Au 7 juillet 2026, les données provisoires d’enregistrement MiCA de l’AEMF indiquent que 21 émetteurs EMT ont obtenu l’autorisation dans les 27 États membres de l’Union européenne. La France se distingue avec six émetteurs agréés, confirmant ainsi son avance en matière de régulation des crypto-actifs. Ensemble, ces acteurs ont lancé 35 jetons de monnaie électronique adossés à huit devises fiduciaires.
Côté prestataires de services, le nombre total d’enregistrements CASP sous MiCA dépasse désormais 270. À titre de comparaison, avant l’entrée en vigueur partielle de MiCA en décembre 2024, plus de 3 000 entreprises exerçaient des activités liées aux crypto-actifs sous divers régimes nationaux à travers l’Europe. À la clôture de la période de transition, le registre de l’AEMF recensait 244 CASP autorisés, soit environ 17 % des opérateurs actifs auparavant. Ce passage brutal de 3 167 à 244 illustre l’effet d’assainissement du marché induit par l’harmonisation réglementaire de MiCA.

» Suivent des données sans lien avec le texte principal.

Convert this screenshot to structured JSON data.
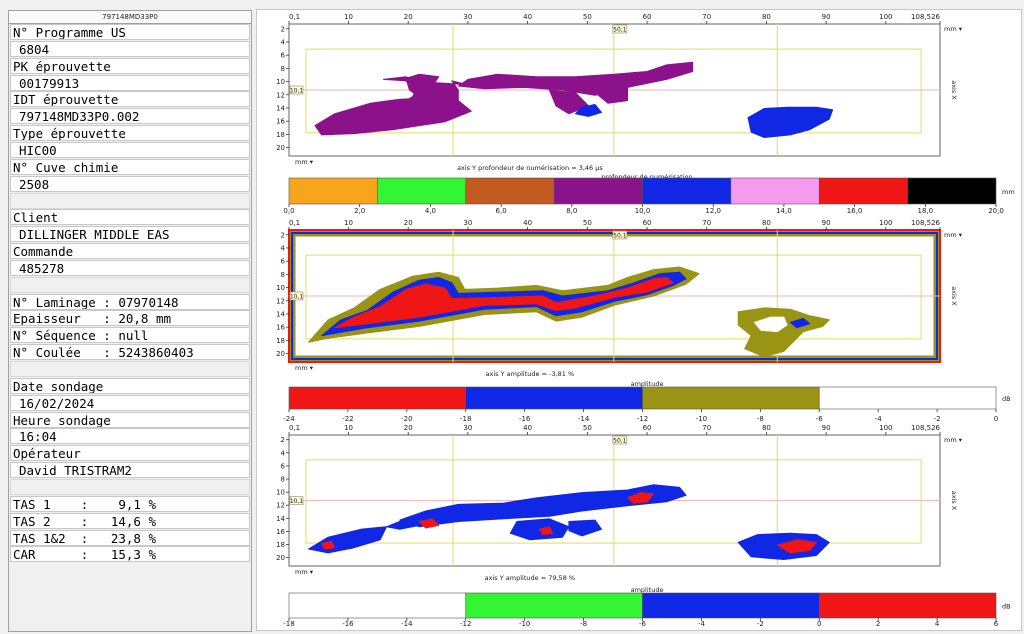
{
  "left_panel": {
    "header": "797148MD33P0",
    "rows": [
      {
        "text": "N° Programme US",
        "kind": "label"
      },
      {
        "text": "6804",
        "kind": "val"
      },
      {
        "text": "PK éprouvette",
        "kind": "label"
      },
      {
        "text": "00179913",
        "kind": "val"
      },
      {
        "text": "IDT éprouvette",
        "kind": "label"
      },
      {
        "text": "797148MD33P0.002",
        "kind": "val"
      },
      {
        "text": "Type éprouvette",
        "kind": "label"
      },
      {
        "text": "HIC00",
        "kind": "val"
      },
      {
        "text": "N° Cuve chimie",
        "kind": "label"
      },
      {
        "text": "2508",
        "kind": "val"
      },
      {
        "text": "",
        "kind": "blank"
      },
      {
        "text": "Client",
        "kind": "label"
      },
      {
        "text": "DILLINGER MIDDLE EAS",
        "kind": "val"
      },
      {
        "text": "Commande",
        "kind": "label"
      },
      {
        "text": "485278",
        "kind": "val"
      },
      {
        "text": "",
        "kind": "blank"
      },
      {
        "text": "N° Laminage : 07970148",
        "kind": "label"
      },
      {
        "text": "Epaisseur   : 20,8 mm",
        "kind": "label"
      },
      {
        "text": "N° Séquence : null",
        "kind": "label"
      },
      {
        "text": "N° Coulée   : 5243860403",
        "kind": "label"
      },
      {
        "text": "",
        "kind": "blank"
      },
      {
        "text": "Date sondage",
        "kind": "label"
      },
      {
        "text": "16/02/2024",
        "kind": "val"
      },
      {
        "text": "Heure sondage",
        "kind": "label"
      },
      {
        "text": "16:04",
        "kind": "val"
      },
      {
        "text": "Opérateur",
        "kind": "label"
      },
      {
        "text": "David TRISTRAM2",
        "kind": "val"
      },
      {
        "text": "",
        "kind": "blank"
      },
      {
        "text": "TAS 1    :    9,1 %",
        "kind": "label"
      },
      {
        "text": "TAS 2    :   14,6 %",
        "kind": "label"
      },
      {
        "text": "TAS 1&2  :   23,8 %",
        "kind": "label"
      },
      {
        "text": "CAR      :   15,3 %",
        "kind": "label"
      }
    ]
  },
  "scans": [
    {
      "name": "depth",
      "x_ticks": [
        "0,1",
        "10",
        "20",
        "30",
        "40",
        "50",
        "60",
        "70",
        "80",
        "90",
        "100",
        "108,526"
      ],
      "y_ticks": [
        "2",
        "4",
        "6",
        "8",
        "10",
        "12",
        "14",
        "16",
        "18",
        "20"
      ],
      "unit_top": "mm",
      "unit_bottom": "mm",
      "axis_right": "axis X",
      "marker_top": "50,1",
      "marker_left": "10,1",
      "caption": "axis Y   profondeur de numérisation = 3,46 µs",
      "palette_title": "profondeur de numérisation",
      "palette_unit": "mm",
      "palette_ticks": [
        "0,0",
        "2,0",
        "4,0",
        "6,0",
        "8,0",
        "10,0",
        "12,0",
        "14,0",
        "16,0",
        "18,0",
        "20,0"
      ],
      "palette_colors": [
        "#f7a51c",
        "#34f534",
        "#c35a1f",
        "#8c128c",
        "#1127e6",
        "#f59bef",
        "#f01616",
        "#000000"
      ]
    },
    {
      "name": "amplitude-1",
      "x_ticks": [
        "0,1",
        "10",
        "20",
        "30",
        "40",
        "50",
        "60",
        "70",
        "80",
        "90",
        "100",
        "108,526"
      ],
      "y_ticks": [
        "2",
        "4",
        "6",
        "8",
        "10",
        "12",
        "14",
        "16",
        "18",
        "20"
      ],
      "unit_top": "mm",
      "unit_bottom": "mm",
      "axis_right": "axis X",
      "marker_top": "50,1",
      "marker_left": "10,1",
      "caption": "axis Y   amplitude = -3,81 %",
      "palette_title": "amplitude",
      "palette_unit": "dB",
      "palette_ticks": [
        "-24",
        "-22",
        "-20",
        "-18",
        "-16",
        "-14",
        "-12",
        "-10",
        "-8",
        "-6",
        "-4",
        "-2",
        "0"
      ],
      "palette_colors": [
        "#f01616",
        "#1127e6",
        "#9a9414",
        "#ffffff"
      ]
    },
    {
      "name": "amplitude-2",
      "x_ticks": [
        "0,1",
        "10",
        "20",
        "30",
        "40",
        "50",
        "60",
        "70",
        "80",
        "90",
        "100",
        "108,526"
      ],
      "y_ticks": [
        "2",
        "4",
        "6",
        "8",
        "10",
        "12",
        "14",
        "16",
        "18",
        "20"
      ],
      "unit_top": "mm",
      "unit_bottom": "mm",
      "axis_right": "axis X",
      "marker_top": "50,1",
      "marker_left": "10,1",
      "caption": "axis Y   amplitude = 79,58 %",
      "palette_title": "amplitude",
      "palette_unit": "dB",
      "palette_ticks": [
        "-18",
        "-16",
        "-14",
        "-12",
        "-10",
        "-8",
        "-6",
        "-4",
        "-2",
        "0",
        "2",
        "4",
        "6"
      ],
      "palette_colors": [
        "#ffffff",
        "#34f534",
        "#1127e6",
        "#f01616"
      ]
    }
  ]
}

De 3 167 à 244 : comment MiCA redessine le paysage des services crypto en Europe
MiCA remplace les systèmes réglementaires nationaux auparavant fragmentés des 27 États membres par un cadre d’agrément unique : une autorisation obtenue dans un État membre ouvre désormais l’accès à l’ensemble de l’UE et à l’Espace économique européen.

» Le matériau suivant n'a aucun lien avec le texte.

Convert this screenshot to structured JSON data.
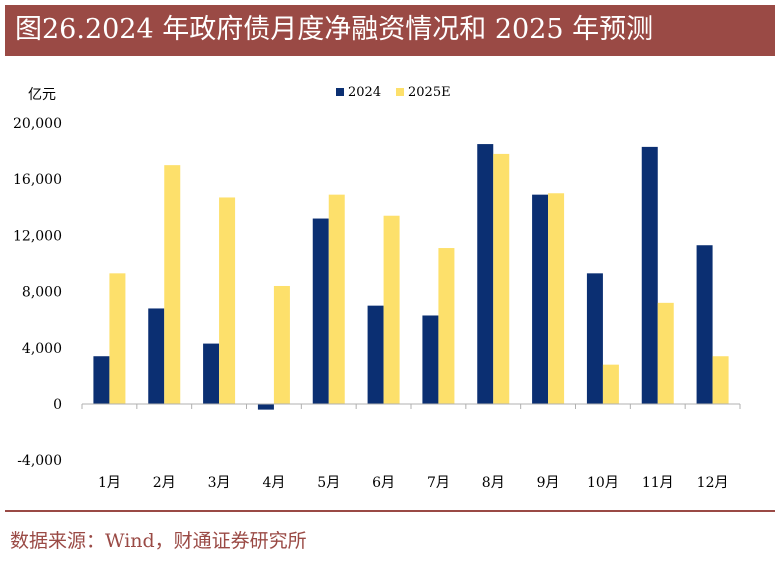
{
  "title": "图26.2024 年政府债月度净融资情况和 2025 年预测",
  "source": "数据来源：Wind，财通证券研究所",
  "colors": {
    "title_bg": "#9a4a45",
    "series_2024": "#0b2f72",
    "series_2025E": "#fde06b",
    "axis": "#b0b0b0"
  },
  "chart_data": {
    "type": "bar",
    "unit_label": "亿元",
    "categories": [
      "1月",
      "2月",
      "3月",
      "4月",
      "5月",
      "6月",
      "7月",
      "8月",
      "9月",
      "10月",
      "11月",
      "12月"
    ],
    "series": [
      {
        "name": "2024",
        "color": "#0b2f72",
        "values": [
          3400,
          6800,
          4300,
          -400,
          13200,
          7000,
          6300,
          18500,
          14900,
          9300,
          18300,
          11300
        ]
      },
      {
        "name": "2025E",
        "color": "#fde06b",
        "values": [
          9300,
          17000,
          14700,
          8400,
          14900,
          13400,
          11100,
          17800,
          15000,
          2800,
          7200,
          3400
        ]
      }
    ],
    "ylim": [
      -4000,
      20000
    ],
    "yticks": [
      -4000,
      0,
      4000,
      8000,
      12000,
      16000,
      20000
    ],
    "ytick_labels": [
      "-4,000",
      "0",
      "4,000",
      "8,000",
      "12,000",
      "16,000",
      "20,000"
    ],
    "legend_position": "top-center",
    "grid": false
  }
}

La répartition géographique des agréments reste inégale. L’Allemagne arrive en tête avec environ 57 autorisations, soit près de 23 % du total, suivie par la France avec 26. Toutefois, certains États membres, dont la Pologne, la Grèce, la Hongrie, le Portugal et la Roumanie, n’avaient délivré aucune licence MiCA à la date butoir. La situation de la Pologne est particulièrement notable : ancien pôle majeur d’enregistrement crypto, elle n’a pas finalisé la transposition nationale de MiCA, empêchant de nombreux opérateurs de basculer vers le nouveau régime.

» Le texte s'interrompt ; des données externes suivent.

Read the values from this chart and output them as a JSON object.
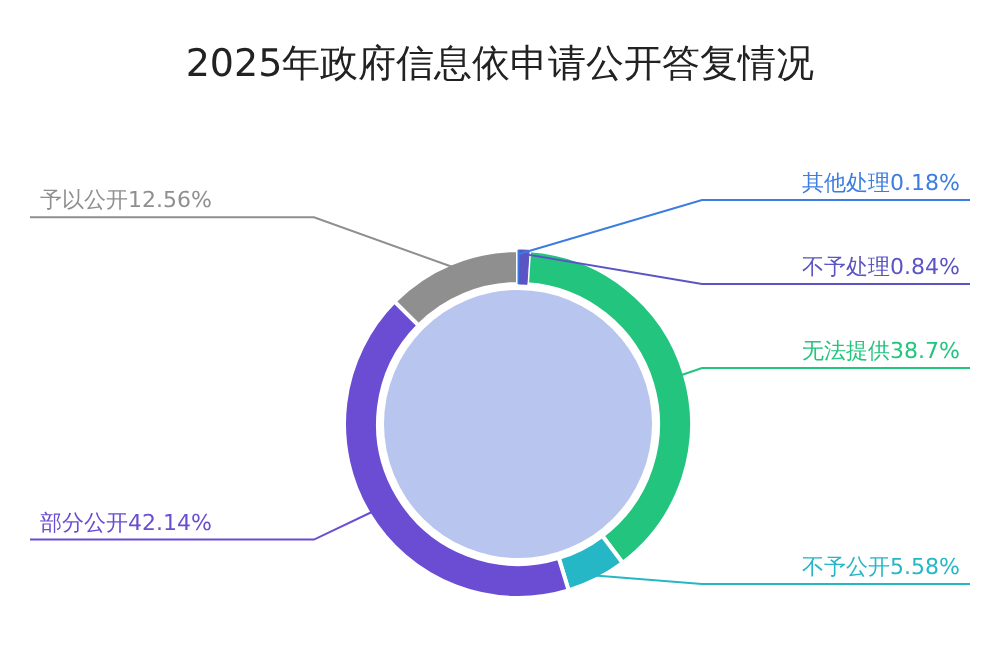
{
  "chart_data": {
    "type": "donut",
    "title": "2025年政府信息依申请公开答复情况",
    "categories": [
      "其他处理",
      "不予处理",
      "无法提供",
      "不予公开",
      "部分公开",
      "予以公开"
    ],
    "values": [
      0.18,
      0.84,
      38.7,
      5.58,
      42.14,
      12.56
    ],
    "value_labels": [
      "0.18%",
      "0.84%",
      "38.7%",
      "5.58%",
      "42.14%",
      "12.56%"
    ],
    "colors": [
      "#3b7de0",
      "#5b54c4",
      "#22c47e",
      "#26b7c6",
      "#6a4dd2",
      "#8f8f8f"
    ]
  }
}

La majorité des entreprises ayant obtenu l’agrément sont des structures de taille importante, bien capitalisées, capables de satisfaire à des exigences de conformité étendues, notamment en matière de gouvernance, de gestion des risques et de protection des avoirs clients. Le 23 juin 2026, l’AEMF a publié une déclaration rappelant que toute entité fournissant des services sur actifs numériques à des clients de l’UE sans licence MiCA se place en infraction avec la législation européenne. Les amendes administratives peuvent atteindre 15 millions d’euros ou 12,5 % du chiffre d’affaires annuel. Cette rigueur réglementaire accélère la dynamique de sélection des acteurs les plus solides.
USDT se retire, USDC prend la tête : MiCA redistribue les cartes sur le marché des stablecoins
Les stablecoins figurent parmi les segments les plus strictement encadrés par MiCA. Les émetteurs doivent maintenir des réserves suffisantes, publier des rapports transparents et adopter des dispositifs robustes de gestion des risques. Plus précisément, les émetteurs souhaitant le statut EMT doivent conserver au moins 60 % de leurs réserves en dépôts bancaires européens.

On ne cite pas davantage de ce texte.